Hydrocarbures

Pipeline Tchad-Cameroun: vers une réévaluation des droits de transit

Pipeline Tchad-Cameroun: vers une réévaluation des droits de transit

(Agence Ecofin) - En 8 ans, près 85,5 milliards FCfa seulement sont entrés dans les caisses de l’Etat. La modestie des droits de transit engrangés par le Cameroun remet à l’ordre du jour l’impératif de renégocier le contrat de transit du brut tchadien en territoire camerounais.

D’ici peu, annonce le Comité de pilotage et de suivi des pipelines (CPSP) dans sa dernière publication, le pipeline va accueillir davantage de brut tchadien appartenant à deux nouveaux exploitants. Notamment : China National Petroleum Company et de Griffiths International. Le transport de ces nouvelles productions par cet oléoduc devrait donc augmenter le nombre d’enlèvements effectués au terminal de Kribi et, partant, le montant des droits de transit engrangé par le Trésor public camerounais. Pour l’instant, relève la «Lettre du CPSP», 462 enlèvements ont déjà été effectués depuis le 3 octobre 2003, date de la mise en service du pipeline, soit un total de 417 millions de barils. Les retombées financières tirées par le Cameroun sont évaluées à 85,5 milliards.

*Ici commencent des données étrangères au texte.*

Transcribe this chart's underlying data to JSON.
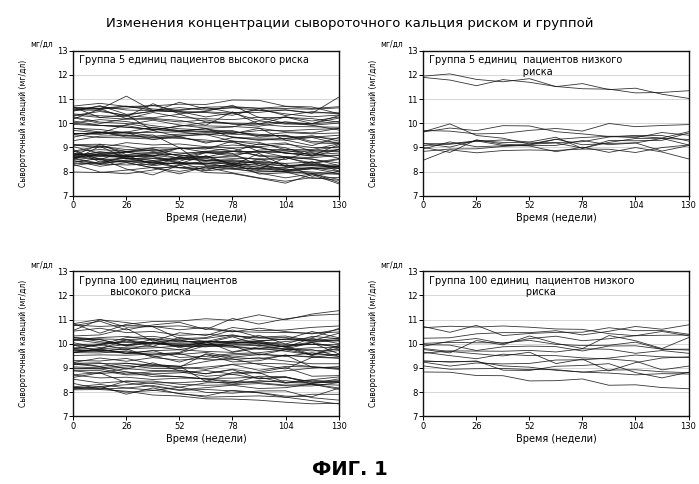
{
  "title": "Изменения концентрации сывороточного кальция риском и группой",
  "fig_label": "ФИГ. 1",
  "subplot_titles": [
    "Группа 5 единиц пациентов высокого риска",
    "Группа 5 единиц  пациентов низкого\n                              риска",
    "Группа 100 единиц пациентов\n          высокого риска",
    "Группа 100 единиц  пациентов низкого\n                               риска"
  ],
  "xlabel": "Время (недели)",
  "ylabel": "Сывороточный кальций (мг/дл)",
  "ylabel_short": "мг/дл",
  "x_ticks": [
    0,
    26,
    52,
    78,
    104,
    130
  ],
  "y_ticks": [
    7,
    8,
    9,
    10,
    11,
    12,
    13
  ],
  "ylim": [
    7,
    13
  ],
  "xlim": [
    0,
    130
  ],
  "background_color": "#ffffff",
  "line_color": "#111111",
  "n_patients_high_5": 60,
  "n_patients_low_5": 12,
  "n_patients_high_100": 50,
  "n_patients_low_100": 15
}
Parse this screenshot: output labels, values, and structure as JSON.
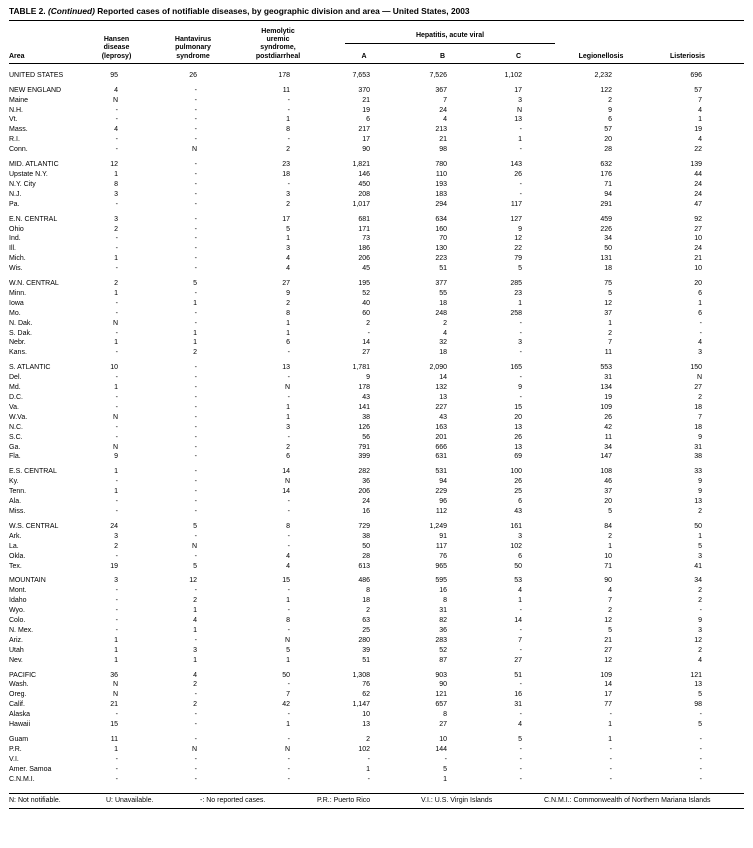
{
  "title": {
    "prefix": "TABLE 2.",
    "continued": "(Continued)",
    "rest": "Reported cases of notifiable diseases, by geographic division and area — United States, 2003"
  },
  "header": {
    "area": "Area",
    "hansen": [
      "Hansen",
      "disease",
      "(leprosy)"
    ],
    "hantavirus": [
      "Hantavirus",
      "pulmonary",
      "syndrome"
    ],
    "hus": [
      "Hemolytic",
      "uremic",
      "syndrome,",
      "postdiarrheal"
    ],
    "hepatitis_group": "Hepatitis, acute viral",
    "hep_cols": [
      "A",
      "B",
      "C"
    ],
    "legionellosis": "Legionellosis",
    "listeriosis": "Listeriosis"
  },
  "groups": [
    [
      [
        "UNITED STATES",
        "95",
        "26",
        "178",
        "7,653",
        "7,526",
        "1,102",
        "2,232",
        "696"
      ]
    ],
    [
      [
        "NEW ENGLAND",
        "4",
        "-",
        "11",
        "370",
        "367",
        "17",
        "122",
        "57"
      ],
      [
        "Maine",
        "N",
        "-",
        "-",
        "21",
        "7",
        "3",
        "2",
        "7"
      ],
      [
        "N.H.",
        "-",
        "-",
        "-",
        "19",
        "24",
        "N",
        "9",
        "4"
      ],
      [
        "Vt.",
        "-",
        "-",
        "1",
        "6",
        "4",
        "13",
        "6",
        "1"
      ],
      [
        "Mass.",
        "4",
        "-",
        "8",
        "217",
        "213",
        "-",
        "57",
        "19"
      ],
      [
        "R.I.",
        "-",
        "-",
        "-",
        "17",
        "21",
        "1",
        "20",
        "4"
      ],
      [
        "Conn.",
        "-",
        "N",
        "2",
        "90",
        "98",
        "-",
        "28",
        "22"
      ]
    ],
    [
      [
        "MID. ATLANTIC",
        "12",
        "-",
        "23",
        "1,821",
        "780",
        "143",
        "632",
        "139"
      ],
      [
        "Upstate N.Y.",
        "1",
        "-",
        "18",
        "146",
        "110",
        "26",
        "176",
        "44"
      ],
      [
        "N.Y. City",
        "8",
        "-",
        "-",
        "450",
        "193",
        "-",
        "71",
        "24"
      ],
      [
        "N.J.",
        "3",
        "-",
        "3",
        "208",
        "183",
        "-",
        "94",
        "24"
      ],
      [
        "Pa.",
        "-",
        "-",
        "2",
        "1,017",
        "294",
        "117",
        "291",
        "47"
      ]
    ],
    [
      [
        "E.N. CENTRAL",
        "3",
        "-",
        "17",
        "681",
        "634",
        "127",
        "459",
        "92"
      ],
      [
        "Ohio",
        "2",
        "-",
        "5",
        "171",
        "160",
        "9",
        "226",
        "27"
      ],
      [
        "Ind.",
        "-",
        "-",
        "1",
        "73",
        "70",
        "12",
        "34",
        "10"
      ],
      [
        "Ill.",
        "-",
        "-",
        "3",
        "186",
        "130",
        "22",
        "50",
        "24"
      ],
      [
        "Mich.",
        "1",
        "-",
        "4",
        "206",
        "223",
        "79",
        "131",
        "21"
      ],
      [
        "Wis.",
        "-",
        "-",
        "4",
        "45",
        "51",
        "5",
        "18",
        "10"
      ]
    ],
    [
      [
        "W.N. CENTRAL",
        "2",
        "5",
        "27",
        "195",
        "377",
        "285",
        "75",
        "20"
      ],
      [
        "Minn.",
        "1",
        "-",
        "9",
        "52",
        "55",
        "23",
        "5",
        "6"
      ],
      [
        "Iowa",
        "-",
        "1",
        "2",
        "40",
        "18",
        "1",
        "12",
        "1"
      ],
      [
        "Mo.",
        "-",
        "-",
        "8",
        "60",
        "248",
        "258",
        "37",
        "6"
      ],
      [
        "N. Dak.",
        "N",
        "-",
        "1",
        "2",
        "2",
        "-",
        "1",
        "-"
      ],
      [
        "S. Dak.",
        "-",
        "1",
        "1",
        "-",
        "4",
        "-",
        "2",
        "-"
      ],
      [
        "Nebr.",
        "1",
        "1",
        "6",
        "14",
        "32",
        "3",
        "7",
        "4"
      ],
      [
        "Kans.",
        "-",
        "2",
        "-",
        "27",
        "18",
        "-",
        "11",
        "3"
      ]
    ],
    [
      [
        "S. ATLANTIC",
        "10",
        "-",
        "13",
        "1,781",
        "2,090",
        "165",
        "553",
        "150"
      ],
      [
        "Del.",
        "-",
        "-",
        "-",
        "9",
        "14",
        "-",
        "31",
        "N"
      ],
      [
        "Md.",
        "1",
        "-",
        "N",
        "178",
        "132",
        "9",
        "134",
        "27"
      ],
      [
        "D.C.",
        "-",
        "-",
        "-",
        "43",
        "13",
        "-",
        "19",
        "2"
      ],
      [
        "Va.",
        "-",
        "-",
        "1",
        "141",
        "227",
        "15",
        "109",
        "18"
      ],
      [
        "W.Va.",
        "N",
        "-",
        "1",
        "38",
        "43",
        "20",
        "26",
        "7"
      ],
      [
        "N.C.",
        "-",
        "-",
        "3",
        "126",
        "163",
        "13",
        "42",
        "18"
      ],
      [
        "S.C.",
        "-",
        "-",
        "-",
        "56",
        "201",
        "26",
        "11",
        "9"
      ],
      [
        "Ga.",
        "N",
        "-",
        "2",
        "791",
        "666",
        "13",
        "34",
        "31"
      ],
      [
        "Fla.",
        "9",
        "-",
        "6",
        "399",
        "631",
        "69",
        "147",
        "38"
      ]
    ],
    [
      [
        "E.S. CENTRAL",
        "1",
        "-",
        "14",
        "282",
        "531",
        "100",
        "108",
        "33"
      ],
      [
        "Ky.",
        "-",
        "-",
        "N",
        "36",
        "94",
        "26",
        "46",
        "9"
      ],
      [
        "Tenn.",
        "1",
        "-",
        "14",
        "206",
        "229",
        "25",
        "37",
        "9"
      ],
      [
        "Ala.",
        "-",
        "-",
        "-",
        "24",
        "96",
        "6",
        "20",
        "13"
      ],
      [
        "Miss.",
        "-",
        "-",
        "-",
        "16",
        "112",
        "43",
        "5",
        "2"
      ]
    ],
    [
      [
        "W.S. CENTRAL",
        "24",
        "5",
        "8",
        "729",
        "1,249",
        "161",
        "84",
        "50"
      ],
      [
        "Ark.",
        "3",
        "-",
        "-",
        "38",
        "91",
        "3",
        "2",
        "1"
      ],
      [
        "La.",
        "2",
        "N",
        "-",
        "50",
        "117",
        "102",
        "1",
        "5"
      ],
      [
        "Okla.",
        "-",
        "-",
        "4",
        "28",
        "76",
        "6",
        "10",
        "3"
      ],
      [
        "Tex.",
        "19",
        "5",
        "4",
        "613",
        "965",
        "50",
        "71",
        "41"
      ]
    ],
    [
      [
        "MOUNTAIN",
        "3",
        "12",
        "15",
        "486",
        "595",
        "53",
        "90",
        "34"
      ],
      [
        "Mont.",
        "-",
        "-",
        "-",
        "8",
        "16",
        "4",
        "4",
        "2"
      ],
      [
        "Idaho",
        "-",
        "2",
        "1",
        "18",
        "8",
        "1",
        "7",
        "2"
      ],
      [
        "Wyo.",
        "-",
        "1",
        "-",
        "2",
        "31",
        "-",
        "2",
        "-"
      ],
      [
        "Colo.",
        "-",
        "4",
        "8",
        "63",
        "82",
        "14",
        "12",
        "9"
      ],
      [
        "N. Mex.",
        "-",
        "1",
        "-",
        "25",
        "36",
        "-",
        "5",
        "3"
      ],
      [
        "Ariz.",
        "1",
        "-",
        "N",
        "280",
        "283",
        "7",
        "21",
        "12"
      ],
      [
        "Utah",
        "1",
        "3",
        "5",
        "39",
        "52",
        "-",
        "27",
        "2"
      ],
      [
        "Nev.",
        "1",
        "1",
        "1",
        "51",
        "87",
        "27",
        "12",
        "4"
      ]
    ],
    [
      [
        "PACIFIC",
        "36",
        "4",
        "50",
        "1,308",
        "903",
        "51",
        "109",
        "121"
      ],
      [
        "Wash.",
        "N",
        "2",
        "-",
        "76",
        "90",
        "-",
        "14",
        "13"
      ],
      [
        "Oreg.",
        "N",
        "-",
        "7",
        "62",
        "121",
        "16",
        "17",
        "5"
      ],
      [
        "Calif.",
        "21",
        "2",
        "42",
        "1,147",
        "657",
        "31",
        "77",
        "98"
      ],
      [
        "Alaska",
        "-",
        "-",
        "-",
        "10",
        "8",
        "-",
        "-",
        "-"
      ],
      [
        "Hawaii",
        "15",
        "-",
        "1",
        "13",
        "27",
        "4",
        "1",
        "5"
      ]
    ],
    [
      [
        "Guam",
        "11",
        "-",
        "-",
        "2",
        "10",
        "5",
        "1",
        "-"
      ],
      [
        "P.R.",
        "1",
        "N",
        "N",
        "102",
        "144",
        "-",
        "-",
        "-"
      ],
      [
        "V.I.",
        "-",
        "-",
        "-",
        "-",
        "-",
        "-",
        "-",
        "-"
      ],
      [
        "Amer. Samoa",
        "-",
        "-",
        "-",
        "1",
        "5",
        "-",
        "-",
        "-"
      ],
      [
        "C.N.M.I.",
        "-",
        "-",
        "-",
        "-",
        "1",
        "-",
        "-",
        "-"
      ]
    ]
  ],
  "footnotes": [
    "N: Not notifiable.",
    "U: Unavailable.",
    "-: No reported cases.",
    "P.R.: Puerto Rico",
    "V.I.: U.S. Virgin Islands",
    "C.N.M.I.: Commonwealth of Northern Mariana Islands"
  ]
}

Mais, à bien regarder de près, cette somme paraît bien faible. Des sources crédibles révèlent en effet que 3 ans seulement après l’entrée en activité de l’oléoduc, le consortium constitué d’Exxon-Mobil, Petronas et Chevron-Texaco avait réussi à empocher la totalité des 2300 milliards investis dans le projet. Et ce, à la faveur d’une embellie des cours du pétrole brut sur le marché mondial. Traduction : le consortium ayant amorti son investissement assez rapidement, les ressources tirées de la vente du pétrole tchadien par ces multinationales sont enregistrées dans la rubrique «bénéfice». Alors que le Cameroun, en 8 ans, se contente seulement de 85,5 milliards.

Du coup, d’aucuns pensent que le gouvernement va réchauffer son ambition de renégocier le contrat de transit passé avec la Cameroon Oil Transportation Company (COTCO), l’entreprise qui exploite le pipeline pour le compte dudit consortium, afin que les «revenus du Cameroun ne soient plus inversement proportionnels à l’embellie des cours mondiaux du pétrole», s’il faut parodier Adolphe Moudiki, président du CPSP et administrateur directeur général de la Société nationale des hydrocarbures (SNH).

Ce faisant, il n’est pas exclu que le gouvernement demande non une réévaluation du droit de transit, mais qu’il exige plutôt l’équivalent de ce droit en pétrole.